Richard’s defense team, led by attorney Billy Little Jr., did not commit to a single alternate theory about the death, but emphasized what they said were missing pieces in the prosecution’s case.

In addition to the missing bib, investigators never recovered the baby’s clothes, crib and mattress, according to courtroom testimony. A defense witness also said in court that officials initially were lax with how they treated the scene of child’s death, allowing Flores-Guerra to return to her room during the investigation to place a rose in the crib, which appears in investigators’ photographs.

The baby’s pacifier, which appears partially covered in blood in photos, was insufficiently analyzed, Richard’s lawyers said.

Chris McDonough, a retired homicide detective who testified as an expert witness for the defense, said in an interview that he believed Coast Guard criminal investigators were out of their league in the case.

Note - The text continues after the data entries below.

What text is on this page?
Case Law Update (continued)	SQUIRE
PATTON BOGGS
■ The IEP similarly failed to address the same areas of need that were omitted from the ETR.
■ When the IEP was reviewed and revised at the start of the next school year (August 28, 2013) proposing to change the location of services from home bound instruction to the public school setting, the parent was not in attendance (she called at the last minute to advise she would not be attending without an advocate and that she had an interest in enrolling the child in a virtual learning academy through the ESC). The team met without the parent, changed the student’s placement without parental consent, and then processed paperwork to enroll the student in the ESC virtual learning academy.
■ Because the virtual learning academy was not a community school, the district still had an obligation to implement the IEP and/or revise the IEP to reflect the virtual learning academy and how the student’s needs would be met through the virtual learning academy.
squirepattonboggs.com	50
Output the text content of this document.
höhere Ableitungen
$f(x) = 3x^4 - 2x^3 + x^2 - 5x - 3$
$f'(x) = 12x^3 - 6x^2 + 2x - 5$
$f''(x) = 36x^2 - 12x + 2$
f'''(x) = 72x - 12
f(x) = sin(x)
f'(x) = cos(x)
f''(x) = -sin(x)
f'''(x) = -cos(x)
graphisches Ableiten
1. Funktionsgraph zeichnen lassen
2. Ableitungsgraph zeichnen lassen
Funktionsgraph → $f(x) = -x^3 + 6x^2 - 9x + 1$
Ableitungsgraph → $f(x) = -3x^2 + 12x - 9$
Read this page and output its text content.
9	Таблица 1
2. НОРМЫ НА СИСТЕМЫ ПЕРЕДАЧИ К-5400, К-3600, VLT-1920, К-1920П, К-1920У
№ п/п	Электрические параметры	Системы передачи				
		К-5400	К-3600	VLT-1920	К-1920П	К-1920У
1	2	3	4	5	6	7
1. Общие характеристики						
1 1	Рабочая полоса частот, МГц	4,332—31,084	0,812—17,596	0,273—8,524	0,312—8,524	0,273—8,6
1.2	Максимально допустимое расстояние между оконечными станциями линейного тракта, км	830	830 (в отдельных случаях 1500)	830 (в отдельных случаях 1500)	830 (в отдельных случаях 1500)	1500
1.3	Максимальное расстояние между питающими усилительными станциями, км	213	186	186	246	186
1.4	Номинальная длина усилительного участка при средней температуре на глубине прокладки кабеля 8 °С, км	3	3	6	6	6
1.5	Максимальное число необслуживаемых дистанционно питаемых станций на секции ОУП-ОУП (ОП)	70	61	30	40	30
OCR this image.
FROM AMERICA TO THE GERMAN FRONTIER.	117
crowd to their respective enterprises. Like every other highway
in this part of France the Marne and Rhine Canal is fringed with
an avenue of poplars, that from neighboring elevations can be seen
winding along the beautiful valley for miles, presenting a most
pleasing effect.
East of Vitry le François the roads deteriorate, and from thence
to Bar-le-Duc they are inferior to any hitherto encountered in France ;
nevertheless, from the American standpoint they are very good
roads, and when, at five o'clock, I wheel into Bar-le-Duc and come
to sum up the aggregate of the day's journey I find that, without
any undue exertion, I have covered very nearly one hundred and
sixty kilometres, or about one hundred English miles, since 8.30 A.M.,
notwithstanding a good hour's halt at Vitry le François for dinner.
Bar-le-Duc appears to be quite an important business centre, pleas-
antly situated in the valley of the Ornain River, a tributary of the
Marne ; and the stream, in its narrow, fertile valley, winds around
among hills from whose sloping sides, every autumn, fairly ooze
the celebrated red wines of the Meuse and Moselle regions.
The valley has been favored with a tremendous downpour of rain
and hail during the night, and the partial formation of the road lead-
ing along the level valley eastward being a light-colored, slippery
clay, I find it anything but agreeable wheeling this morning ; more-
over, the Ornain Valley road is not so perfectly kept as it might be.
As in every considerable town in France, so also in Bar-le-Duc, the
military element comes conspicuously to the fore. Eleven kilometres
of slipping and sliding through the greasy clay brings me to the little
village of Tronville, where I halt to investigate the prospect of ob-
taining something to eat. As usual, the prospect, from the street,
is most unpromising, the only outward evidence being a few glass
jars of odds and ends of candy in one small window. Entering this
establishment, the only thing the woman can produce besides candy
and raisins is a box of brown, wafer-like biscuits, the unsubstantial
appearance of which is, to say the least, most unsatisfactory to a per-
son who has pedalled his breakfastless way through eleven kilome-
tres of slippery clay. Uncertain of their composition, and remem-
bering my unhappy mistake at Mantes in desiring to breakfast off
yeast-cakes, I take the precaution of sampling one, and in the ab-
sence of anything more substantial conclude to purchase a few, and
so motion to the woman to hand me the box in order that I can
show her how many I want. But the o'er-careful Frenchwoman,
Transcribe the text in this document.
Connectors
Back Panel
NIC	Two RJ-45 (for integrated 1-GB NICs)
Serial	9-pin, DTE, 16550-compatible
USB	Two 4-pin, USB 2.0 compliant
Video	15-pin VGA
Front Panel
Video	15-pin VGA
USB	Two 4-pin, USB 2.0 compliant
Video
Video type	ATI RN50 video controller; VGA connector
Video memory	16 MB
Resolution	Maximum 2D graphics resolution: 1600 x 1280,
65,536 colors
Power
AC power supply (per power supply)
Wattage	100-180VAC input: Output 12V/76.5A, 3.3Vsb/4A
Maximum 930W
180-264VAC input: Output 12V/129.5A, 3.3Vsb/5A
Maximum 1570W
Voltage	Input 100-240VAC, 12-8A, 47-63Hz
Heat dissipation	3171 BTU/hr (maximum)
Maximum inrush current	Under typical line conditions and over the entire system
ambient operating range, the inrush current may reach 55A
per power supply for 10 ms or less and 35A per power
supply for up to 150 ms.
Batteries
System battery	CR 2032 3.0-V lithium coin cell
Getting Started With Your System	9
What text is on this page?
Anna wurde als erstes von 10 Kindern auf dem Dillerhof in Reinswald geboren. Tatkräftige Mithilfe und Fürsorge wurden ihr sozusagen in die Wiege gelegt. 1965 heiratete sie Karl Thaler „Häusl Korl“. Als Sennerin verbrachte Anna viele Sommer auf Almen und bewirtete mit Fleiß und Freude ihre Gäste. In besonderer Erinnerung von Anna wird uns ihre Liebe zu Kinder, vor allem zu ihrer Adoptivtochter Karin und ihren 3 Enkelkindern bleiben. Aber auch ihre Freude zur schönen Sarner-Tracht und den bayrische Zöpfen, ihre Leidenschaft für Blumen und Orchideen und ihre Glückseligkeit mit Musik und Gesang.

“They should have called in some folks, you know, (Naval Criminal Investigative Service), with more experience, or even the FBI,” he said.

The Coast Guard did not respond to questions about its handling of the investigation.

Despite the defense team’s assertions about missing physical evidence, prosecutors said they had enough information to ensure a conviction, pointing to the testimony of an expert witness, medical examiner J.C. Upshaw Downs, who dismissed the bib as a possible cause of death.